Monday, 31 October 2011

“Any Man Can be a Father, It Takes Someone Special to be a Dad……”

Banyak laki-laki yang secara fisik siap menjadi ayah, tetapi secara psikologis belum cukup matang untuk menjalani peran itu. Mereka menjalankan peran sebagai ayah lebih karena keterpaksaan, bukan karena kesungguhan menghadirkan sosok ayah bagi keluarga mereka. Tak sedikit pula laki-laki yang memilih untuk keluar dari peran ayah. Sejumlah laki-laki meninggalkan rumah. Sejumlah besar lain lari secara psikologis. Tubuh mereka ada di rumah, tetapi pikiran mereka melayang ke tempat lain. Mereka menjadi “penghuni” garasi, menghabiskan waktu di depan komputer, atau di depan televisi. Bahkan beberapa laki-laki, yang merasa frustrasi karena gagal memenuhi tuntutan menjadi ayah yang baik, mengungkapkan kemarahan mereka dalam bentuk penganiayaan dan kekerasan fisik. Adakah jalan keluar untuk para ayah?


“Any man can be a father. It takes someone special to be a dad……”
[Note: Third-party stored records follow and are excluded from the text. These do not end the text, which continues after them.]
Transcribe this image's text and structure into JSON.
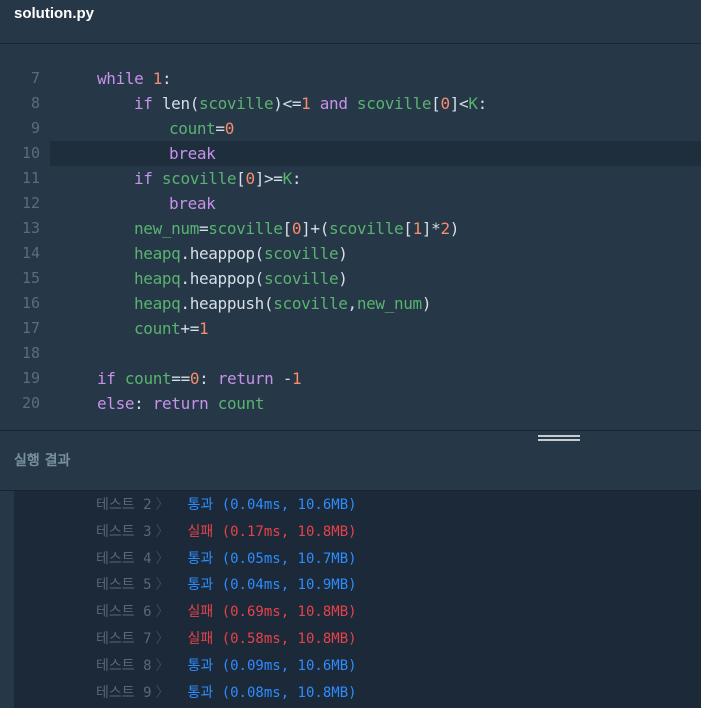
{
  "file": {
    "title": "solution.py"
  },
  "editor": {
    "active_line": "10",
    "lines": [
      {
        "num": "7",
        "indent": 0,
        "tokens": [
          [
            "kw",
            "while"
          ],
          [
            "op",
            " "
          ],
          [
            "num",
            "1"
          ],
          [
            "op",
            ":"
          ]
        ]
      },
      {
        "num": "8",
        "indent": 1,
        "tokens": [
          [
            "kw",
            "if"
          ],
          [
            "op",
            " "
          ],
          [
            "fn",
            "len"
          ],
          [
            "op",
            "("
          ],
          [
            "var",
            "scoville"
          ],
          [
            "op",
            ")<="
          ],
          [
            "num",
            "1"
          ],
          [
            "op",
            " "
          ],
          [
            "kw",
            "and"
          ],
          [
            "op",
            " "
          ],
          [
            "var",
            "scoville"
          ],
          [
            "op",
            "["
          ],
          [
            "num",
            "0"
          ],
          [
            "op",
            "]<"
          ],
          [
            "var",
            "K"
          ],
          [
            "op",
            ":"
          ]
        ]
      },
      {
        "num": "9",
        "indent": 2,
        "tokens": [
          [
            "var",
            "count"
          ],
          [
            "op",
            "="
          ],
          [
            "num",
            "0"
          ]
        ]
      },
      {
        "num": "10",
        "indent": 2,
        "tokens": [
          [
            "kw",
            "break"
          ]
        ]
      },
      {
        "num": "11",
        "indent": 1,
        "tokens": [
          [
            "kw",
            "if"
          ],
          [
            "op",
            " "
          ],
          [
            "var",
            "scoville"
          ],
          [
            "op",
            "["
          ],
          [
            "num",
            "0"
          ],
          [
            "op",
            "]>="
          ],
          [
            "var",
            "K"
          ],
          [
            "op",
            ":"
          ]
        ]
      },
      {
        "num": "12",
        "indent": 2,
        "tokens": [
          [
            "kw",
            "break"
          ]
        ]
      },
      {
        "num": "13",
        "indent": 1,
        "tokens": [
          [
            "var",
            "new_num"
          ],
          [
            "op",
            "="
          ],
          [
            "var",
            "scoville"
          ],
          [
            "op",
            "["
          ],
          [
            "num",
            "0"
          ],
          [
            "op",
            "]+("
          ],
          [
            "var",
            "scoville"
          ],
          [
            "op",
            "["
          ],
          [
            "num",
            "1"
          ],
          [
            "op",
            "]*"
          ],
          [
            "num",
            "2"
          ],
          [
            "op",
            ")"
          ]
        ]
      },
      {
        "num": "14",
        "indent": 1,
        "tokens": [
          [
            "var",
            "heapq"
          ],
          [
            "op",
            ".heappop("
          ],
          [
            "var",
            "scoville"
          ],
          [
            "op",
            ")"
          ]
        ]
      },
      {
        "num": "15",
        "indent": 1,
        "tokens": [
          [
            "var",
            "heapq"
          ],
          [
            "op",
            ".heappop("
          ],
          [
            "var",
            "scoville"
          ],
          [
            "op",
            ")"
          ]
        ]
      },
      {
        "num": "16",
        "indent": 1,
        "tokens": [
          [
            "var",
            "heapq"
          ],
          [
            "op",
            ".heappush("
          ],
          [
            "var",
            "scoville"
          ],
          [
            "op",
            ","
          ],
          [
            "var",
            "new_num"
          ],
          [
            "op",
            ")"
          ]
        ]
      },
      {
        "num": "17",
        "indent": 1,
        "tokens": [
          [
            "var",
            "count"
          ],
          [
            "op",
            "+="
          ],
          [
            "num",
            "1"
          ]
        ]
      },
      {
        "num": "18",
        "indent": 0,
        "tokens": []
      },
      {
        "num": "19",
        "indent": 0,
        "tokens": [
          [
            "kw",
            "if"
          ],
          [
            "op",
            " "
          ],
          [
            "var",
            "count"
          ],
          [
            "op",
            "=="
          ],
          [
            "num",
            "0"
          ],
          [
            "op",
            ": "
          ],
          [
            "kw",
            "return"
          ],
          [
            "op",
            " -"
          ],
          [
            "num",
            "1"
          ]
        ]
      },
      {
        "num": "20",
        "indent": 0,
        "tokens": [
          [
            "kw",
            "else"
          ],
          [
            "op",
            ": "
          ],
          [
            "kw",
            "return"
          ],
          [
            "op",
            " "
          ],
          [
            "var",
            "count"
          ]
        ]
      }
    ]
  },
  "results": {
    "title": "실행 결과",
    "rows": [
      {
        "name": "테스트 2",
        "status": "통과",
        "detail": "(0.04ms, 10.6MB)",
        "passed": true
      },
      {
        "name": "테스트 3",
        "status": "실패",
        "detail": "(0.17ms, 10.8MB)",
        "passed": false
      },
      {
        "name": "테스트 4",
        "status": "통과",
        "detail": "(0.05ms, 10.7MB)",
        "passed": true
      },
      {
        "name": "테스트 5",
        "status": "통과",
        "detail": "(0.04ms, 10.9MB)",
        "passed": true
      },
      {
        "name": "테스트 6",
        "status": "실패",
        "detail": "(0.69ms, 10.8MB)",
        "passed": false
      },
      {
        "name": "테스트 7",
        "status": "실패",
        "detail": "(0.58ms, 10.8MB)",
        "passed": false
      },
      {
        "name": "테스트 8",
        "status": "통과",
        "detail": "(0.09ms, 10.6MB)",
        "passed": true
      },
      {
        "name": "테스트 9",
        "status": "통과",
        "detail": "(0.08ms, 10.8MB)",
        "passed": true
      }
    ]
  },
  "colors": {
    "background": "#263747",
    "results_background": "#1b2938",
    "pass": "#2f8cff",
    "fail": "#e7424a",
    "keyword": "#c792ea",
    "number": "#f78c6c",
    "identifier": "#59b370"
  }
}
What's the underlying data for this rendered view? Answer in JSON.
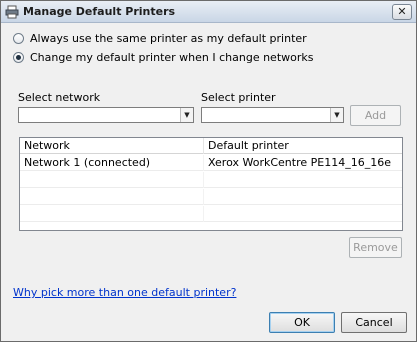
{
  "window": {
    "title": "Manage Default Printers",
    "close_glyph": "✕"
  },
  "options": {
    "always_same": {
      "label": "Always use the same printer as my default printer",
      "checked": false
    },
    "change_with_network": {
      "label": "Change my default printer when I change networks",
      "checked": true
    }
  },
  "selectors": {
    "network_label": "Select network",
    "network_value": "",
    "printer_label": "Select printer",
    "printer_value": "",
    "add_label": "Add"
  },
  "table": {
    "columns": [
      "Network",
      "Default printer"
    ],
    "rows": [
      {
        "network": "Network 1 (connected)",
        "printer": "Xerox WorkCentre PE114_16_16e"
      },
      {
        "network": "",
        "printer": ""
      },
      {
        "network": "",
        "printer": ""
      },
      {
        "network": "",
        "printer": ""
      },
      {
        "network": "",
        "printer": ""
      }
    ]
  },
  "remove_label": "Remove",
  "help_link": "Why pick more than one default printer?",
  "footer": {
    "ok_label": "OK",
    "cancel_label": "Cancel"
  },
  "colors": {
    "link": "#0033cc",
    "title_bar": "#c9d6e6",
    "background": "#f0f0f0"
  }
}
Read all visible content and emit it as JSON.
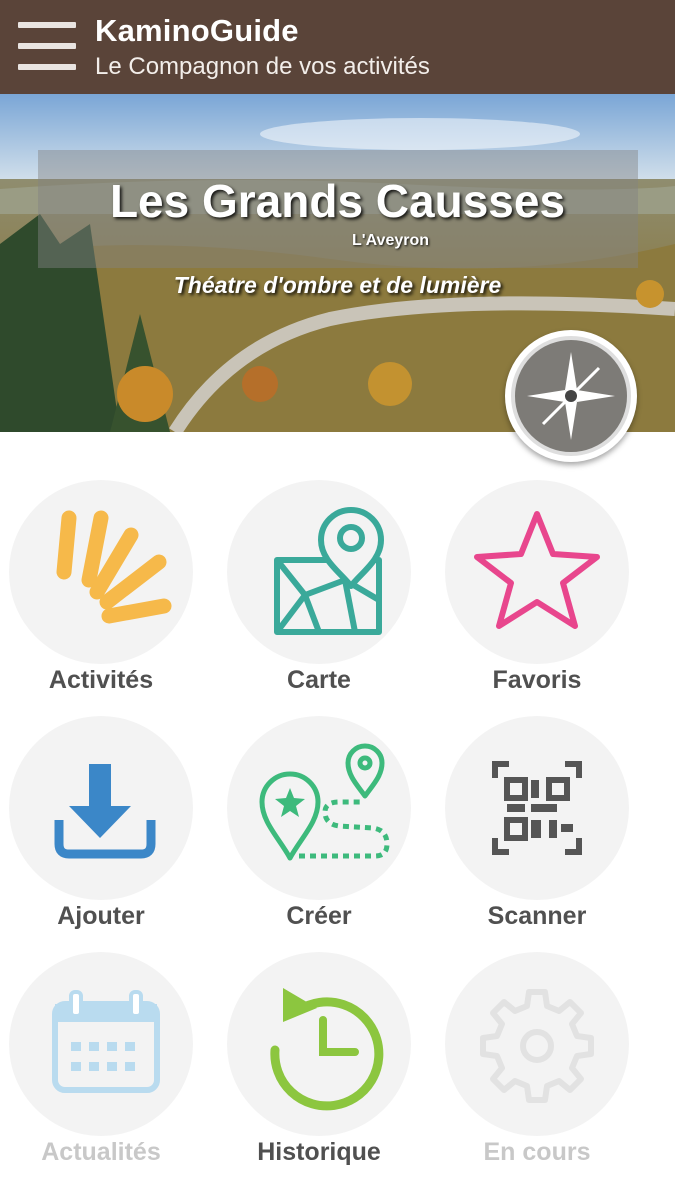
{
  "app": {
    "title": "KaminoGuide",
    "subtitle": "Le Compagnon de vos activités"
  },
  "hero": {
    "title": "Les Grands Causses",
    "region": "L'Aveyron",
    "tagline": "Théatre d'ombre et de lumière"
  },
  "colors": {
    "appbar": "#5a4439",
    "tile_circle": "#f3f3f3",
    "label": "#505050",
    "label_disabled": "#c8c8c8"
  },
  "tiles": [
    {
      "label": "Activités",
      "icon": "rays-icon",
      "color": "#f6b94a",
      "enabled": true
    },
    {
      "label": "Carte",
      "icon": "map-pin-icon",
      "color": "#3aa99a",
      "enabled": true
    },
    {
      "label": "Favoris",
      "icon": "star-icon",
      "color": "#e8468d",
      "enabled": true
    },
    {
      "label": "Ajouter",
      "icon": "download-icon",
      "color": "#3b87c8",
      "enabled": true
    },
    {
      "label": "Créer",
      "icon": "route-icon",
      "color": "#3dba7c",
      "enabled": true
    },
    {
      "label": "Scanner",
      "icon": "qr-code-icon",
      "color": "#555555",
      "enabled": true
    },
    {
      "label": "Actualités",
      "icon": "calendar-icon",
      "color": "#b9dbef",
      "enabled": false
    },
    {
      "label": "Historique",
      "icon": "history-icon",
      "color": "#8cc63f",
      "enabled": true
    },
    {
      "label": "En cours",
      "icon": "gear-icon",
      "color": "#e2e2e2",
      "enabled": false
    }
  ]
}
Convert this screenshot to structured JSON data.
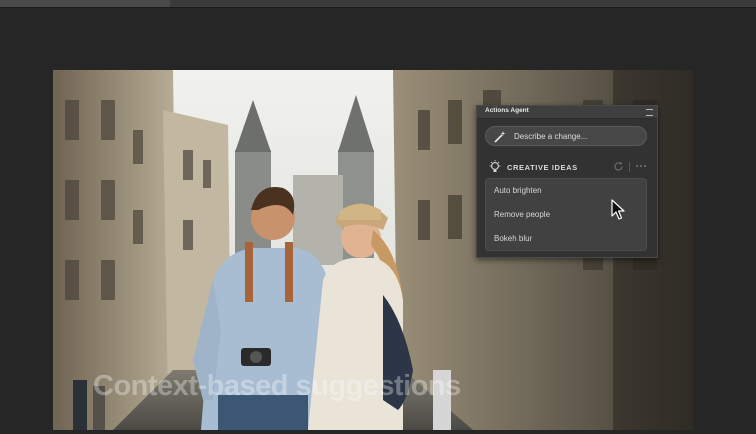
{
  "panel": {
    "title": "Actions Agent",
    "describe_placeholder": "Describe a change...",
    "ideas_header": "CREATIVE IDEAS",
    "ideas": [
      "Auto brighten",
      "Remove people",
      "Bokeh blur"
    ]
  },
  "caption": "Context-based suggestions",
  "icons": [
    "magic-wand-icon",
    "lightbulb-icon",
    "refresh-icon",
    "more-options-icon",
    "panel-menu-icon",
    "mouse-cursor-icon"
  ],
  "colors": {
    "app_background": "#262626",
    "panel_background": "#323232",
    "panel_text": "#d6d6d6"
  }
}
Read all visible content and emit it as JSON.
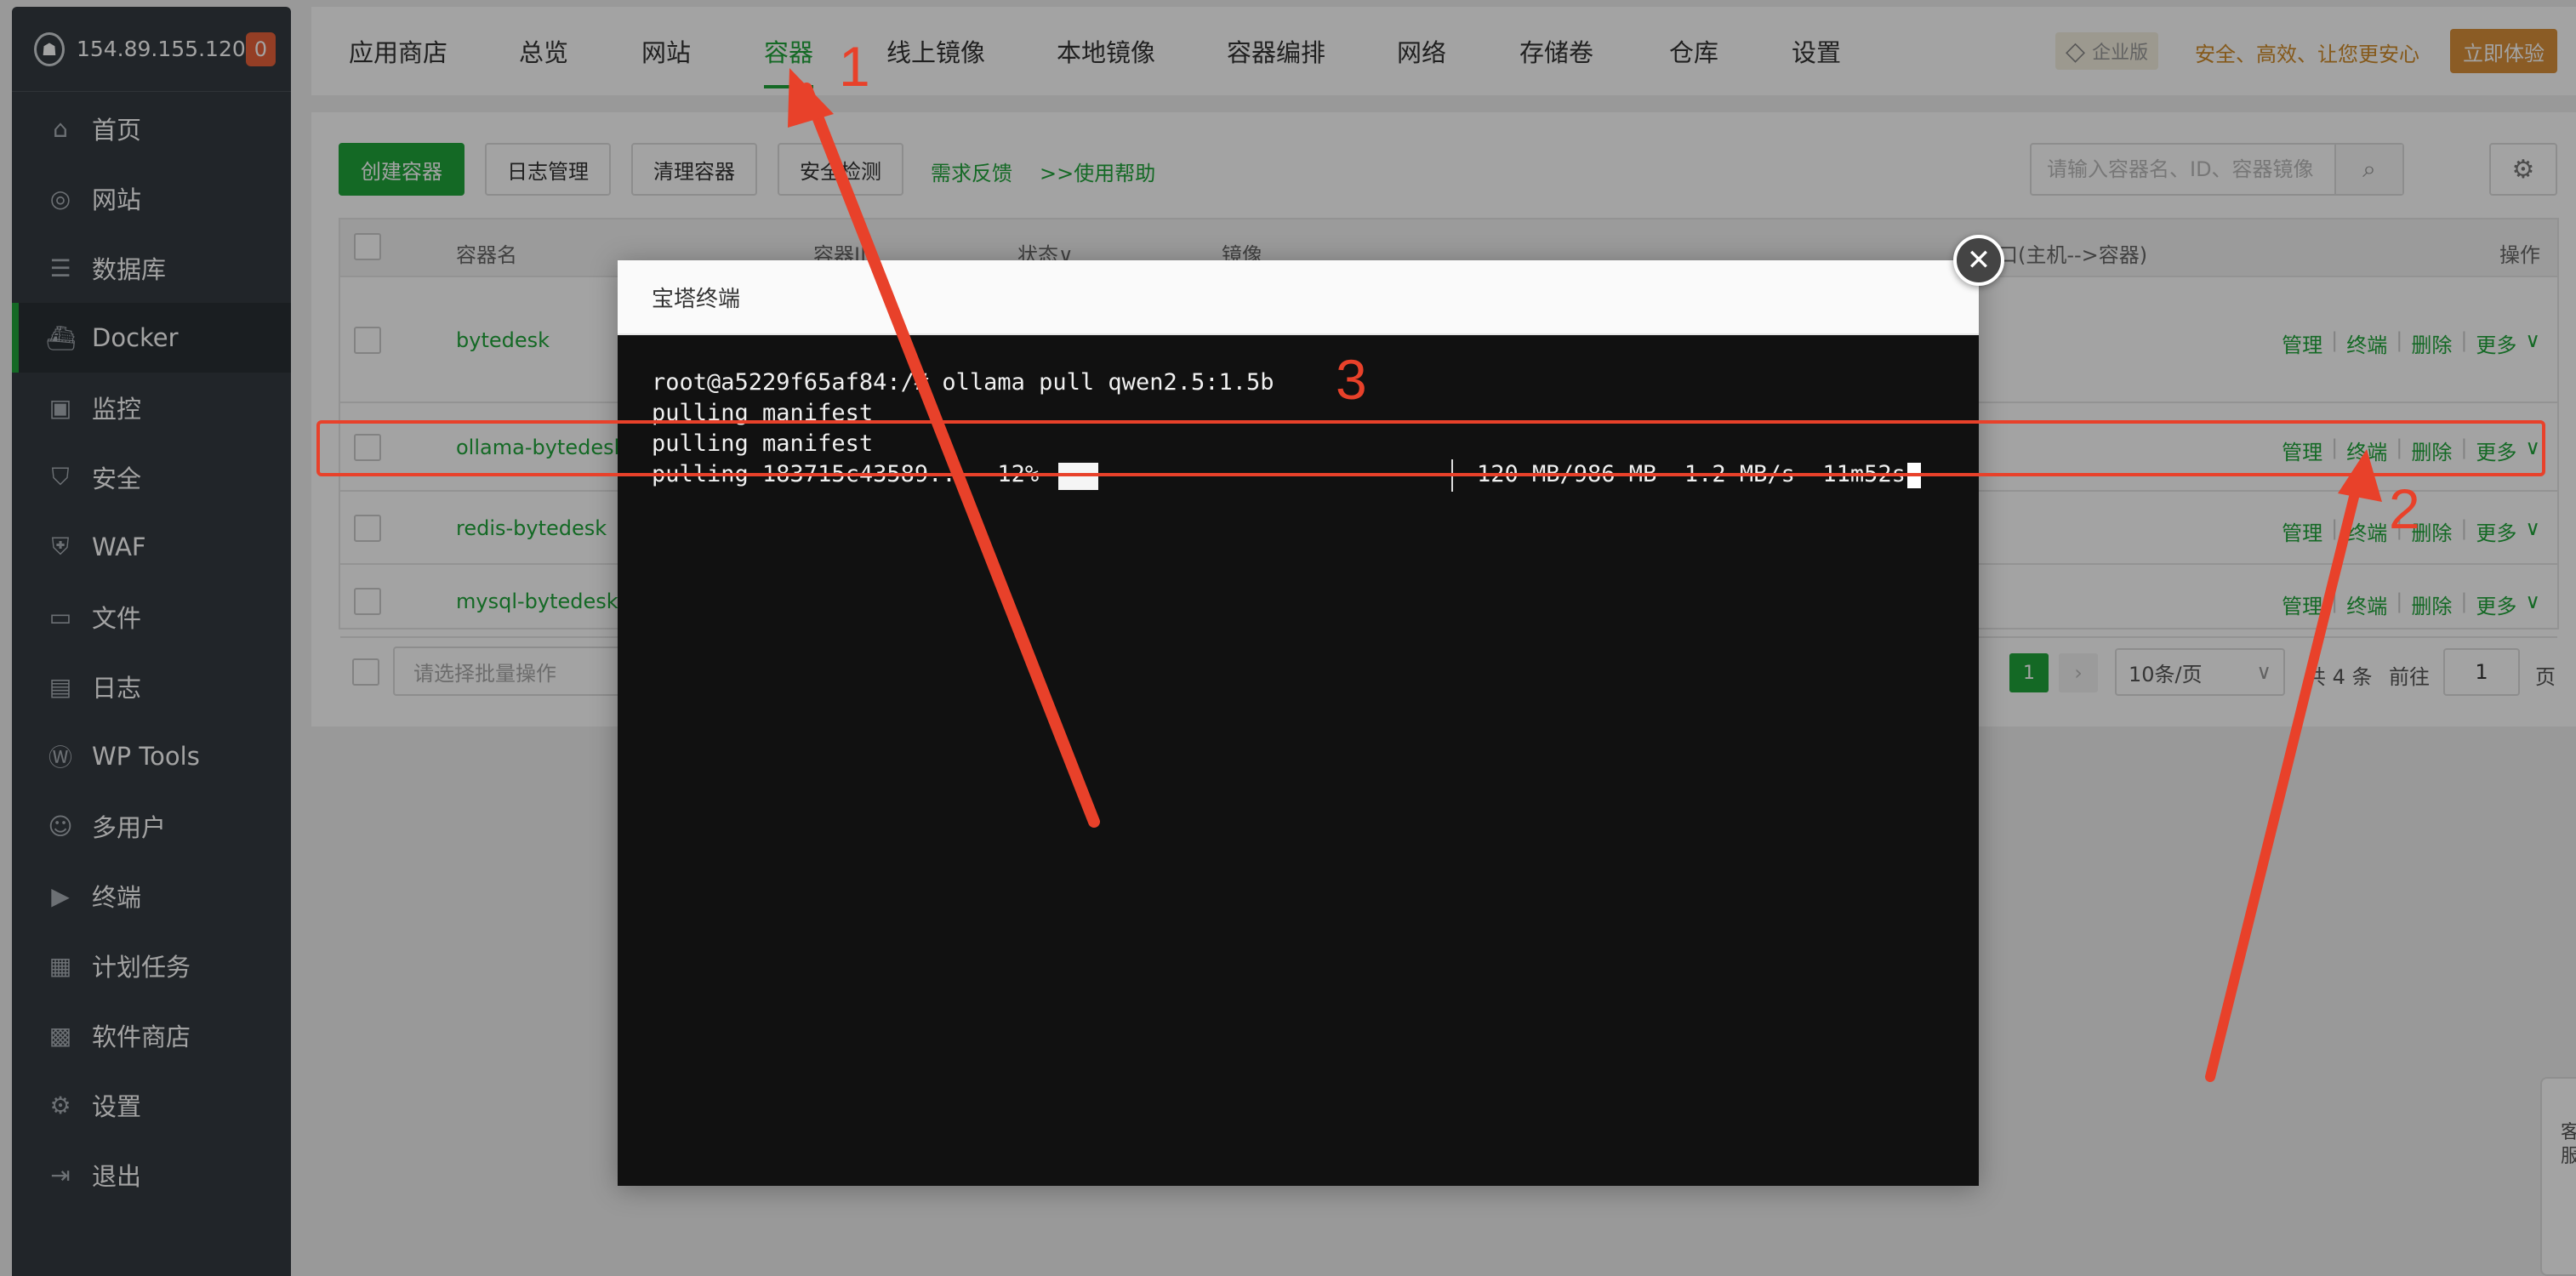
{
  "sidebar": {
    "ip": "154.89.155.120",
    "badge": "0",
    "items": [
      {
        "label": "首页",
        "icon": "home-icon",
        "glyph": "⌂"
      },
      {
        "label": "网站",
        "icon": "globe-icon",
        "glyph": "◎"
      },
      {
        "label": "数据库",
        "icon": "database-icon",
        "glyph": "☰"
      },
      {
        "label": "Docker",
        "icon": "docker-icon",
        "glyph": "⛴"
      },
      {
        "label": "监控",
        "icon": "monitor-icon",
        "glyph": "▣"
      },
      {
        "label": "安全",
        "icon": "shield-icon",
        "glyph": "⛉"
      },
      {
        "label": "WAF",
        "icon": "waf-icon",
        "glyph": "⛨"
      },
      {
        "label": "文件",
        "icon": "folder-icon",
        "glyph": "▭"
      },
      {
        "label": "日志",
        "icon": "log-icon",
        "glyph": "▤"
      },
      {
        "label": "WP Tools",
        "icon": "wordpress-icon",
        "glyph": "Ⓦ"
      },
      {
        "label": "多用户",
        "icon": "users-icon",
        "glyph": "☺"
      },
      {
        "label": "终端",
        "icon": "terminal-icon",
        "glyph": "▶"
      },
      {
        "label": "计划任务",
        "icon": "calendar-icon",
        "glyph": "▦"
      },
      {
        "label": "软件商店",
        "icon": "apps-icon",
        "glyph": "▩"
      },
      {
        "label": "设置",
        "icon": "gear-icon",
        "glyph": "⚙"
      },
      {
        "label": "退出",
        "icon": "logout-icon",
        "glyph": "⇥"
      }
    ]
  },
  "topbar": {
    "tabs": [
      "应用商店",
      "总览",
      "网站",
      "容器",
      "线上镜像",
      "本地镜像",
      "容器编排",
      "网络",
      "存储卷",
      "仓库",
      "设置"
    ],
    "enterprise_tag": "企业版",
    "slogan": "安全、高效、让您更安心",
    "try_label": "立即体验"
  },
  "toolbar": {
    "create": "创建容器",
    "log_manage": "日志管理",
    "clean": "清理容器",
    "security_check": "安全检测",
    "feedback": "需求反馈",
    "help": ">>使用帮助",
    "search_placeholder": "请输入容器名、ID、容器镜像"
  },
  "table": {
    "headers": {
      "name": "容器名",
      "id": "容器ID",
      "status": "状态",
      "image": "镜像",
      "ports": "端口(主机-->容器)",
      "ops": "操作"
    },
    "rows": [
      {
        "name": "bytedesk"
      },
      {
        "name": "ollama-bytedesk"
      },
      {
        "name": "redis-bytedesk"
      },
      {
        "name": "mysql-bytedesk"
      }
    ],
    "ops": {
      "manage": "管理",
      "terminal": "终端",
      "delete": "删除",
      "more": "更多"
    }
  },
  "footer": {
    "batch_placeholder": "请选择批量操作",
    "page": "1",
    "per_page": "10条/页",
    "total": "共 4 条",
    "goto": "前往",
    "goto_value": "1",
    "page_unit": "页"
  },
  "modal": {
    "title": "宝塔终端",
    "lines": [
      "root@a5229f65af84:/# ollama pull qwen2.5:1.5b",
      "pulling manifest",
      "pulling manifest"
    ],
    "progress_left": "pulling 183715c43589...  12%",
    "progress_right": "120 MB/986 MB  1.2 MB/s  11m52s",
    "progress_value": 0.12
  },
  "service": {
    "label": "客服"
  },
  "annotations": {
    "n1": "1",
    "n2": "2",
    "n3": "3",
    "color": "#e8412a"
  },
  "colors": {
    "accent": "#20a53a",
    "sidebar": "#343a40",
    "enterprise": "#d9903a"
  }
}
Menjadi super dad jelas bukan tugas mudah, tapi bukan berarti sulit dilakukan. Tentu senang, bukan, bila anak kita berkata, “Ayahku adalah orang paling hebat sedunia!”
Sentuhan langsung seorang ayah memberikan pengaruh secara psikis dan fisik kepada anak, hal ini akan menciptakan ikatan batin yang kuat antara keduanya. Banyak yang bisa dilakukan seorang ayah untuk menjadi super dad:

Kualitas, Bukan Kuantitas. Daripada membeli mainan terbaru dan termahal, kesediaan meluangkan waktu bermain bersama anak itu kuncinya. Habiskan waktu yang berkualitas dengan anak. Setiap anak membutuhkan kehadiran ayahnya. Mulai dari mengisi harinya dengan nilai-nilai hidup, memperhatikannya, sampai menghabiskan waktu bersama.

Mendengarkan cerita di sekolahnya atau hobi terbarunya juga bisa menambah kualitas kedekatan antara ayah dan anak. Hal ini menunjukkan, seorang ayah yang peduli dan sayang kepada anaknya. Percaya atau tidak, anak perempuan yang menghabiskan waktu berkualitas bersama ayahnya, akan tumbuh dengan keyakinan, dirinya memang layak dihormati oleh laki-laki di sekitarnya.

Anak dan Ayah Belajar. Menemani Belajar, Jika biasanya ayah membaca koran sendiri, sekarang membacalah bersama anak yang sedang belajar. Keberadaan ayah sudah mendorong anak untuk lebih serius belajar. Selain itu saat menemani anak belajar, sebaiknya ayah membaca buku atau koran. Intinya, menunjukkan bahwa membaca itu merupakan suatu hal yang menyenangkan.

Pentingnya Percaya Diri. Rasa percaya diri amat penting untuk membangun karakter anak. Cara termudah melakukannya harus dimulai untuk diri sendiri. Tunjukkan seorang ayah yang pede dengan pekerjaannya. Anak pun akan pede melihat ayahnya yang setiap pagi bekerja dengan penuh, lalu pulang dengan senyum bangga.

Disiplinkan dengan Kasih Sayang. Semua anak butuh bimbingan dan pendisiplinan, bukan sebagai hukuman, melainkan untuk menetapkan batasan-batasan yang masuk akal. Ingatkanlah anak-anak akan ganjaran perbuatan mereka dan berikanlah imbalan yang berarti atas perilaku yang diinginkan.

Perlihatkanlah Kasih Sayang. Pelukan hangat atau usapan lembut di rambut adalah sinyal cinta seorang ayah kepada anaknya. Imbasnya, jiwa anak akan merasa dilindungi, didukung, juga diterima apa adanya. Kasih sayang juga bisa ditunjukkan ayah lewat kesabaran.

Sadarilah Bahwa Tugas Sebagai Ayah Tidak Pernah Selesai. Bahkan setelah anak-anak besar dan siap meninggalkan rumahpun, mereka akan tetap mencari hikmat serta nasihat dari Ayahnya. karena di dalam benaknya terbersit “Ayahku adalah orang paling hebat sedunia!” Entah soal meneruskan pendidikan, pekerjaan baru, atau pernikahan, para Ayah terus memainkan peran penting dalam kehidupan anak-anak mereka sementara mereka bertumbuh dan, mungkin, menikah dan membangun keluarga sendiri.